Sunday, November 20, 2016

Score Sample: Legend (1985)

After making Blade Runner Ridley Scott wanted to get in on the action making a fantasy adventure film. He concocted a script that was based on classic fairy tales, but keeping the dark and disturbing edge they originally had. The movie had a really troubled production and that even came down to the music.

Originally Jerry Goldsmith crafted a very interesting orchestral score that used some synthesizer elements to it. It is a score that is dense with themes that each interweave and interact with each other in surprising ways. It may be one of Goldsmith's most complex scores, and is one that you appreciate more and more each time you listen to it. This may be the reason why Goldsmith was so disappointed when his score was thrown out after the movie was heavily re-edited. This caused Goldsmith's score to be unusable, and also gave the producers a chance to pull in popular electronic group Tangerine Dream to score the film.

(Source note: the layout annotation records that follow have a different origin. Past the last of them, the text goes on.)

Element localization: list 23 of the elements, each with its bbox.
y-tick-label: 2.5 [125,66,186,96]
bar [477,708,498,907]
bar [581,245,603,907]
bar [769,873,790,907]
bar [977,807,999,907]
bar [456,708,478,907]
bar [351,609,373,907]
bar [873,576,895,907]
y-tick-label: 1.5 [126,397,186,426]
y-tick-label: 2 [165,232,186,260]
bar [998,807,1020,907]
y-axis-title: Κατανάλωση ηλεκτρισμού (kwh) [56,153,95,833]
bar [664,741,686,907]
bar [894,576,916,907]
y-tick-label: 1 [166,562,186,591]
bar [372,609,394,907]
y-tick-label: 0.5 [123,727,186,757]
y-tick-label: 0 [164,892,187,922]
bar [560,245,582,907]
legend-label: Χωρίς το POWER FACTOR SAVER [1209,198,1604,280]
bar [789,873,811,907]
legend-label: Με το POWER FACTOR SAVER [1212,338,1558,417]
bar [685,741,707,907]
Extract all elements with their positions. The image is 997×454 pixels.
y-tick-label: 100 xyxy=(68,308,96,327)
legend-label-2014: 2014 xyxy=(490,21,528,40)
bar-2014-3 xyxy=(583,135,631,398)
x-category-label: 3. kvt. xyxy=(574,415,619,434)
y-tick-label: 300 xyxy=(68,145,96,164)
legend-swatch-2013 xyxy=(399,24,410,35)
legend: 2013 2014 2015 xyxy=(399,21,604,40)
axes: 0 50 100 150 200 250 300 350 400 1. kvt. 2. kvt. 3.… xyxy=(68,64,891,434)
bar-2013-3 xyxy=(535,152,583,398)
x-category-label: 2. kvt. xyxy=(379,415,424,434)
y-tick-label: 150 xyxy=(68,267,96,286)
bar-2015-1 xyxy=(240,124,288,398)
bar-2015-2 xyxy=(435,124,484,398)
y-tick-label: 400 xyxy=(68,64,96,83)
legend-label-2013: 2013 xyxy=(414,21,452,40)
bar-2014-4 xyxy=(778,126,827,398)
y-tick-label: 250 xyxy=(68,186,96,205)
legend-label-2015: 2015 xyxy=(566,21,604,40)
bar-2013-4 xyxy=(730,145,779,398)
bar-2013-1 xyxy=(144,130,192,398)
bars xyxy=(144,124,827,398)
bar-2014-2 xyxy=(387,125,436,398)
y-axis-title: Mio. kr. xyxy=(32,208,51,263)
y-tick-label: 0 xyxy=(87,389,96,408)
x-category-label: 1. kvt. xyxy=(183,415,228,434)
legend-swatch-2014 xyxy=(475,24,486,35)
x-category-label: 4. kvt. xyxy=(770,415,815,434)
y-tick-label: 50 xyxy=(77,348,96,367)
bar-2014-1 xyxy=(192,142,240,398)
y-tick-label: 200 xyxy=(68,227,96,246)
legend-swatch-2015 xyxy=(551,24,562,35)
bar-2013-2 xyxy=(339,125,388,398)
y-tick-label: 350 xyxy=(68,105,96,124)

Tangerine Dream has simpler more obvious themes but they are catchy and work really well in the shorter cut of the film. This is version I grew up with, so I actually enjoy this version of the score quite a bit. Still Goldsmith is my favorite film composer and what he crafted for this movie was really impressive.

So I figure I'll give you two pieces for the same scene and you can enjoy them. First up is Goldsmith's score for the Dress Waltz, a creepy scene where Mia Sara dances with a dark dress that absorbs her.

And then the Tangerine Dream version of the same scene called The Dance in this case. Enjoy!

Wednesday, November 16, 2016

Score Sample: Red Sonja (1985)

Originally we were supposed to get a trilogy of Conan movies back in the 1980s. But the poor reception of Conan the Destroyer and the fact that Arnold wanted to move beyond muscle bound sword swinging antics meant that a true sequel was out of the picture. But Arnold had a contract to make three films with Dino De Laurentis. So Arnold said he'd be a supporting character in the movie and they went ahead.

Thus Red Sonja was born. Brigitte Nielsen in the title role as an avenging warrior with red hair and a big sword. Arnold plays Kalidor who is pretty much a Conan stand in. The result is a movie that is pretty infamous for being really bad.

One aspect that is rarely criticized is the outstanding music provided by Ennio Morricone. Morricone is best known for his work on spaghetti westerns like The Good, The Bad, and the Ugly as well as a few Hollywood flicks in the 80s and 90s like The Untouchables and Once Upon a Time in America. Morricone has written a score for pretty much every type of genre, and we get a full blown fantasy adventure score here. It has a bit more of a classical feel to it, as opposed to the more medieval feel of Poledouris' work on the two Conan movies. But it works great as a solo listen.

One of my favorite tracks is Fighting the Soldiers which actually has the chorus chanting Sonja's name. Its kind of cheesy and yet so awesome all at the same time. So enjoy that track at the 2:23 mark in this suite from Red Sonja by Ennio Morricone.